When we had the lunchtime meeting with MADE that James has blogged about, I mentioned a project that the World Bank have been funding in the Congo. Essentially locals are given ruggedised handheld computers with a very simple interface whereby they can record the location of certain areas which they value in different ways. The data gathered can then be used to inform activities in the area by outsiders (particularly logging).
I mentioned this to Julia because it occured to me that we could do something similar for the Eastside Laboratory, setting up some PDAs so that participants can go out and do some simple mapping without having to be taught how to use GIS software.
Steph from MADE had already put me onto Mediascapes and I've been playing with it a little bit. It has the advantage of not taking up a lot of memory and being free to download and install - it even works with mobile phones if you've got a particularly flash one. So, having spent the weekend finishing off my marking, I settled down earlier this week to play with the software.
Basically you can write your own 'mediascapes' which people then download and 'play' on their own devices. You need a little bit of knowledge of scripting using Java which, frankly, I don't have, but figured out enough to get something basic working. Essentially I had a little map on the screen of the Eastside area and a little man walks around the map as you walk around following you using GPS. I programmed the mediascape to record all the GPS locations and also record every time you press the up or down button on your handheld computer. Up and down could be used to stand for anything that you want people to record (happy/sad, safe/scared, interested/bored), but I decided to try out 'like/dislike'.
So on Thursday James & I went down to Eastside because we were hooking up with Steph who is project managing us at MADE. We dragged Steph out of the office - since she put me onto the Mediascapes software in the first place - and made her our guineapig logging the areas she likes and dislikes in Eastside. This map is the result of her walk around the area.

It's quite an interesting exercise, though if you only have one person doing it, it becomes a bit arbitrary. What is it that has made one area particularly likeable and another not. I took the log file from the Mediascape and put it into my GIS over lunch and got Steph to discuss why she'd logged in certain ways in certain areas. Which is fair enough, but as James pointed out, it would be kinda interesting to get, say, a hundred people to do this and then you could start to identify broader patterns of likes and dislikes (or whatever else you asked people to record).
Certainly Steph reported that it was a very easy exercise to undertake. In fact she was doing it as we were walking along talking about the project and also stopping every now and again taking decibel readings to add to our background noise map. It would certainly be an interesting thing to do with groups wandering around.

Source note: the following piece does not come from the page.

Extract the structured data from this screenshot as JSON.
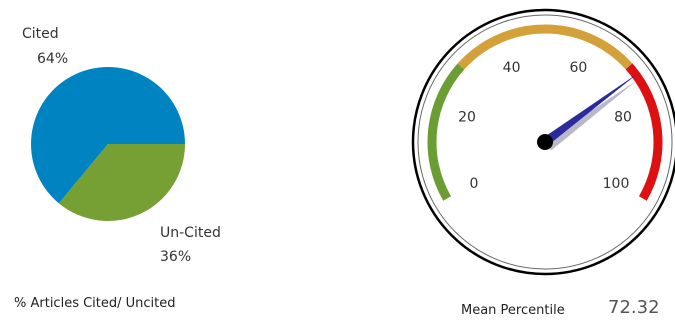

We subsequently had another meeting with Ken Mossman and also Nick Bird from ISIS on Friday morning and showed them this exercise. As Ken pointed out, there are issues about precisely what people are looking at when they log a particular feeling, but there are ways around this. One could use a helmet mounted camera to record video footage of where a participant was looking, or even use a device with an inbuilt camera to ask people to take pictures of things they like/don't like. Still, it's an interesting principle to have established and it will be quite nice to do something more with this.